Artificial intelligence has become a central priority for telecom operators, promising major gains in efficiency, automation, and customer experience. AI offers gains through use cases like predictive network management and real-time monetization. However, despite strong strategic commitment and investment, many AI initiatives fail to scale, with stalled pilots, underperforming models, and limited operational impact.
The root cause of these challenges is not a lack of advanced algorithms or technical capability. Instead, the primary issue lies in the underlying data environment. Telecom operators generate vast amounts of data, but the data is fragmented, inconsistent, and poorly contextualized. Over decades, OSS (Operations Support Systems) and BSS (Business Support Systems) have evolved primarily to handle transactions, not to support AI-driven insights.
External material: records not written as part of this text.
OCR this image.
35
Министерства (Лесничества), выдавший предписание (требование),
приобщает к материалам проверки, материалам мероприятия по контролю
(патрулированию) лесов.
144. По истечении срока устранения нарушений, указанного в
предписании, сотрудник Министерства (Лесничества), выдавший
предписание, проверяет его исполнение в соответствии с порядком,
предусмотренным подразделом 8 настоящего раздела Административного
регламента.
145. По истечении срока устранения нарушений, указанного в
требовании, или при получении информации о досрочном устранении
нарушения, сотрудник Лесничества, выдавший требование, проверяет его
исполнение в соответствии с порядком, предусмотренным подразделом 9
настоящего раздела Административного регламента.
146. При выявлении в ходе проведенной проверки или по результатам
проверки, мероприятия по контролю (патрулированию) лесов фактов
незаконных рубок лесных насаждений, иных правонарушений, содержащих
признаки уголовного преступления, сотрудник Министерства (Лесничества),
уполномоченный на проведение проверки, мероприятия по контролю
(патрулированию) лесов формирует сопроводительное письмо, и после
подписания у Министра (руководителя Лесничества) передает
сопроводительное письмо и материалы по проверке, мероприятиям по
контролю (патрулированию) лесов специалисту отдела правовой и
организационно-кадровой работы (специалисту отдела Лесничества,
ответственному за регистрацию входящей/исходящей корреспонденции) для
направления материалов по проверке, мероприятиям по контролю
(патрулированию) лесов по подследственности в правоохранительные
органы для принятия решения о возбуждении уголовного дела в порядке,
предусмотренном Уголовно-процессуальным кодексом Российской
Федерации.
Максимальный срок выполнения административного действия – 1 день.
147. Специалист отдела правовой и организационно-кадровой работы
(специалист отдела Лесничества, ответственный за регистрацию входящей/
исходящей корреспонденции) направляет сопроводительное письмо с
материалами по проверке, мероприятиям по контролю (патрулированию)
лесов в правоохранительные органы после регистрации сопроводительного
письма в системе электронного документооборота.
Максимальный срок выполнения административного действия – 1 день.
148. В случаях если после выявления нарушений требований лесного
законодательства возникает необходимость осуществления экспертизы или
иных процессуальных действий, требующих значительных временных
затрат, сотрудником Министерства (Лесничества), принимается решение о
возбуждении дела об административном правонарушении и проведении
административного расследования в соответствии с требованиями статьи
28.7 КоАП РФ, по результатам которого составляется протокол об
This has led to static, inconsistent, and manually stitched data. AI systems, which depend on accurate and timely data, struggle in such conditions. What they require is not more data, but better data—data that is real-time, contextual, and reflective of how the business operates.
Telecom operations are inherently complex, driven by interconnected lifecycles. These lifecycles span onboarding, billing, and fault resolution across multiple systems. Traditional architectures were not designed to manage this level of dynamic complexity. Rigid workflows make changes slow and risky. Introducing new products, updating pricing models, or modifying network configurations can take months, and issues are difficult to diagnose and resolve. In this environment, AI is often forced to operate on outdated or incomplete snapshots of a constantly changing system.
To address these limitations, telecom operators need a fundamentally different approach—a lifecycle-aware, real-time model that treats events as state transitions of core business entities. By making these lifecycle transitions observable and governed in real time, operators can achieve greater transparency and control.
This event-driven, lifecycle-aware model provides several key benefits. It ensures ordered execution, deterministic automation, and error handling. It also creates a clear and auditable record of what happened, when, and why, improving accountability. Importantly, this approach allows AI systems to operate on reliable, context-rich data rather than disconnected transactions.
A significant advantage of this model is that it does not require a complete overhaul of existing systems. Operators can modernize incrementally, layering lifecycle visibility onto existing systems, avoiding costly overhauls. This avoids the risks and costs associated with large-scale “rip-and-replace” transformation programs. Instead, operators can modernize progressively, gaining control and flexibility without disrupting ongoing operations.
Another critical factor in enabling effective AI is context. Telecom environments often treat related activities—such as a customer request, a service update, and a network configuration change—as separate events across different systems. Effective AI requires context, treating interconnected activities as parts of the same lifecycle. Without a shared understanding of these relationships, AI models must infer context from incomplete information, leading to poor predictions and unreliable automation.
To solve this, operators need a telecom-specific semantic layer that standardizes how lifecycle events are defined and understood across systems. A telecom-specific semantic layer standardizes lifecycle events, aligning commercial and network domains. By normalizing data and relationships, it provides the context AI needs to function. This is not an optional enhancement but a foundational requirement for successful AI deployment.
Importantly, moving to an event-driven, lifecycle-aware model does not mean abandoning existing API-based architectures. APIs have been central to OSS/BSS environments for years, enabling reliable point-to-point communication and transactional integrity. However, AI-driven operations require data that can be shared in real time across multiple systems, rather than confined to synchronous interactions or periodic batch processes.
Modern approaches allow operators to extend their existing APIs into event streams. Industry standards, such as those developed by TM Forum, already provide a strong foundation for this transition. With current development tools, including AI-assisted coding, it is increasingly feasible to convert traditional API interactions into governed, semantically consistent events. This enables legacy systems to participate in a modern data ecosystem without needing to change their internal structures. The result is a flexible architecture where data is continuously available and usable in motion.
As the telecom industry continues to explore concepts like autonomous networks and AI-driven operations, the importance of a strong data foundation becomes even more apparent. Ambitious visions of automation and autonomy cannot succeed without accurate, real-time, and context-rich data. Without this, AI risks becoming more of a conceptual showcase than a practical tool.
Success with AI requires real-time lifecycle governance, event-driven architectures, and a shared semantic framework. By focusing on these foundational elements, operators can move beyond isolated AI experiments and unlock its full potential as a reliable and scalable operational asset.